At Harvard, “every tub is on its own bottom,” or so the old saying goes. This means that each faculty—or “tub”—is largely independent of the central administration, setting its own policies, granting its own degrees, and, most importantly, setting its own budget. The power of the purse is largely invested in one person and one person alone: the dean of the Faculty.

This would not be all that bad for undergraduates if Harvard College was its own tub and the dean of the College reported directly to the president, as is the case at nearly every other university in the country. At Harvard, however, the College is fully under the purview of the FAS dean, who controls every aspect of the College’s budget and lords over and selects the relatively weak dean of the College.

This brings us back to the laundry list of important student life initiatives—all of which were funded by former University President Lawrence H. Summers when the dean of the Faculty pulled financial support. Even the Campus Life Fellow (better known as the fan czar) is funded largely by the Office of the President. And it’s not just student life initiatives that the FAS dean controls—everything from House life to advising to athletics to the curriculum is ultimately managed by the dean.

This arrangement has produced disastrous results in the past because the FAS dean’s highest priority is inevitably to professors. And when faculty or administration interests clash with student concerns, it is always the students who lose out. The prime example sits at 90 Mt. Auburn Street: a lot at the hub of student life that was given to the library to build a library administration building, thanks in large part to then-Dean and currently interim-Dean Jeremy R. Knowles. And given that FAS owns all of the College’s real estate and can allocate it as it sees fit, the new dean will have many more opportunities to give space to—or take space from—the College for everything from the Harvard-Yale tailgate to a student center.

Moreover, as Knowles reminded the Faculty in a letter this week, FAS faces a deficit that is projected to persist long into the future. That will mean belt tightening for each of its constituent departments and centers. The College must not, however, be left in the dust. The way to improve the student experience is not to funnel all the money to faculty, a perilous policy supported by a ludicrously large number of otherwise-intelligent people. Improvements that directly impact students—which have dramatically enhanced the student experience in recent years—cost comparatively little.

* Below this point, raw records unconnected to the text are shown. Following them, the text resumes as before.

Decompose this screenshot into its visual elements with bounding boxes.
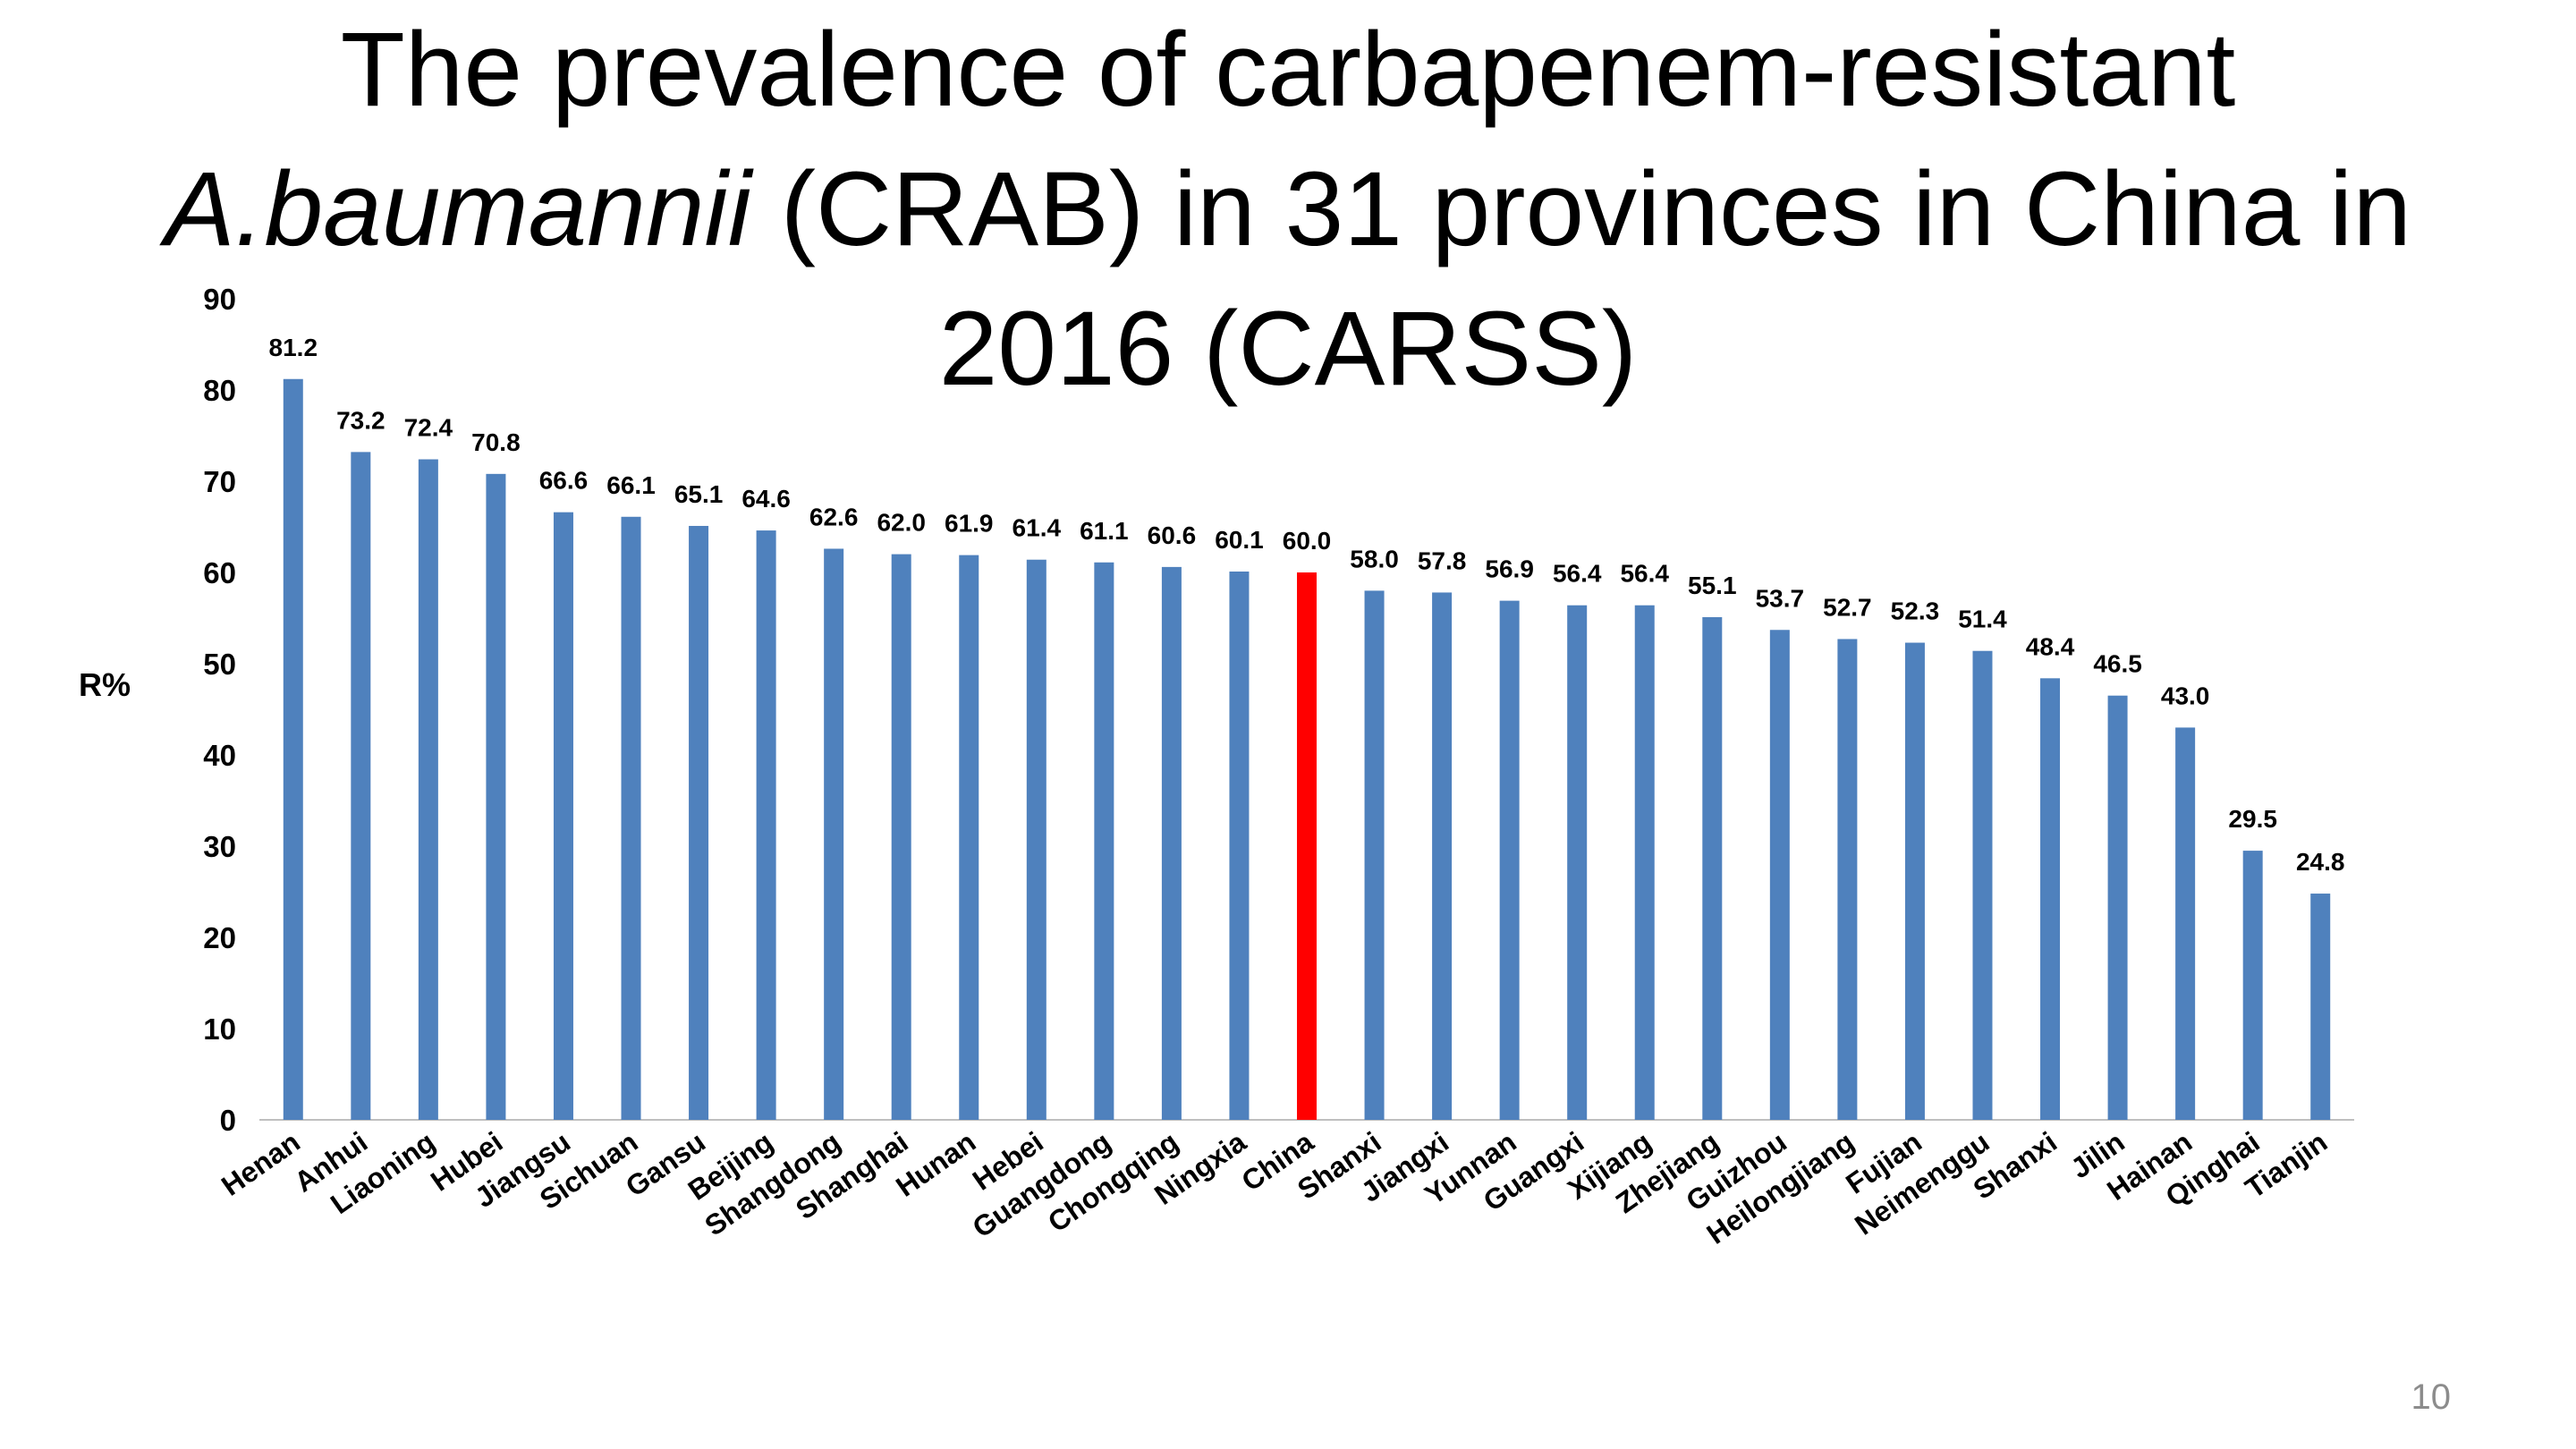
y-tick-label: 50: [203, 648, 236, 681]
bar-sichuan-5: [621, 516, 641, 1120]
title-line-2: A.baumannii (CRAB) in 31 provinces in Ch…: [0, 140, 2576, 279]
bar-shanxi-16: [1364, 590, 1385, 1120]
bar-chongqing-13: [1161, 566, 1182, 1120]
bar-jilin-27: [2107, 695, 2128, 1120]
data-label: 29.5: [2228, 805, 2277, 833]
data-label: 43.0: [2161, 682, 2210, 709]
bar-fujian-24: [1904, 642, 1925, 1120]
bar-hubei-3: [486, 473, 506, 1120]
data-label: 65.1: [674, 480, 724, 508]
bar-tianjin-30: [2310, 894, 2331, 1120]
bar-henan-0: [283, 378, 303, 1120]
bar-heilongjiang-23: [1837, 639, 1858, 1120]
bar-beijing-7: [756, 530, 776, 1120]
title-species: A.baumannii: [164, 150, 751, 268]
data-label: 81.2: [269, 334, 318, 361]
bar-anhui-1: [351, 452, 371, 1120]
y-tick-label: 70: [203, 465, 236, 498]
data-label: 60.6: [1148, 521, 1197, 549]
category-label: Henan: [216, 1125, 306, 1202]
data-label: 52.7: [1823, 593, 1872, 621]
bar-hainan-28: [2175, 727, 2196, 1120]
data-label: 73.2: [336, 406, 386, 434]
bar-gansu-6: [689, 525, 709, 1120]
bar-yunnan-18: [1499, 600, 1520, 1120]
y-tick-label: 60: [203, 556, 236, 589]
bar-ningxia-14: [1229, 571, 1250, 1120]
bar-hebei-11: [1026, 559, 1046, 1120]
data-label: 62.6: [809, 503, 859, 530]
data-label: 51.4: [1958, 606, 2007, 633]
y-tick-label: 10: [203, 1013, 236, 1046]
data-label: 66.1: [606, 471, 656, 499]
data-label: 24.8: [2296, 848, 2345, 876]
data-label: 72.4: [404, 414, 453, 442]
data-label: 66.6: [539, 467, 589, 495]
data-label: 60.0: [1283, 527, 1332, 555]
data-label: 56.4: [1620, 560, 1669, 588]
bar-guangdong-12: [1094, 562, 1114, 1120]
bar-liaoning-2: [418, 459, 438, 1120]
data-label: 57.8: [1418, 547, 1467, 574]
y-tick-label: 0: [220, 1104, 236, 1137]
data-label: 61.4: [1013, 514, 1062, 542]
category-labels: HenanAnhuiLiaoningHubeiJiangsuSichuanGan…: [216, 1125, 2333, 1250]
data-label: 62.0: [877, 509, 926, 537]
data-label: 55.1: [1688, 572, 1737, 599]
bar-qinghai-29: [2242, 851, 2263, 1120]
category-label: Hunan: [890, 1125, 981, 1203]
chart-title: The prevalence of carbapenem-resistant A…: [0, 0, 2576, 419]
bar-shanghai-9: [891, 554, 911, 1120]
page-number: 10: [2411, 1377, 2452, 1417]
y-tick-label: 30: [203, 830, 236, 863]
data-label: 53.7: [1756, 584, 1805, 612]
bar-jiangxi-17: [1432, 592, 1453, 1120]
bar-guizhou-22: [1769, 630, 1790, 1120]
data-label: 56.9: [1485, 555, 1534, 583]
title-line-2-rest: (CRAB) in 31 provinces in China in: [750, 150, 2411, 268]
bars: [283, 378, 2331, 1120]
bar-shanxi-26: [2040, 678, 2061, 1120]
bar-hunan-10: [959, 555, 979, 1120]
y-tick-label: 40: [203, 739, 236, 772]
data-label: 48.4: [2026, 632, 2075, 660]
bar-china-15: [1297, 572, 1317, 1120]
data-labels: 81.2 73.2 72.4 70.8 66.6 66.1 65.1 64.6 62.6 62.0…: [269, 334, 2345, 876]
bar-jiangsu-4: [553, 512, 573, 1120]
data-label: 52.3: [1891, 597, 1940, 625]
bar-shangdong-8: [824, 548, 844, 1120]
data-label: 60.1: [1215, 526, 1264, 554]
title-line-1: The prevalence of carbapenem-resistant: [340, 11, 2236, 129]
y-tick-label: 90: [203, 283, 236, 316]
y-axis-label: R%: [79, 666, 131, 703]
bar-neimenggu-25: [1972, 650, 1993, 1120]
y-axis: 0 10 20 30 40 50 60 70 80 90: [203, 283, 236, 1137]
data-label: 61.1: [1080, 517, 1129, 545]
bar-xijiang-20: [1634, 605, 1655, 1120]
y-tick-label: 80: [203, 374, 236, 407]
y-tick-label: 20: [203, 921, 236, 954]
title-line-3: 2016 (CARSS): [938, 290, 1638, 408]
data-label: 70.8: [471, 428, 521, 456]
data-label: 58.0: [1350, 545, 1399, 572]
data-label: 46.5: [2093, 650, 2142, 678]
bar-zhejiang-21: [1702, 616, 1723, 1120]
data-label: 56.4: [1553, 560, 1602, 588]
data-label: 64.6: [741, 485, 791, 513]
bar-guangxi-19: [1567, 605, 1588, 1120]
data-label: 61.9: [945, 510, 994, 538]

For college students, these small budgetary issues may seem like distant details that belong on the desk of some University Hall administrator. They could, however, mean the difference between small improvements that make a big difference to the student experience and the stagnation in student life that marked the 1990s, when Harvard’s student satisfaction scores plummeted. Faust must keep that sad memory firmly in the past by ensuring that the new dean cares deeply about the experiences of students at the College.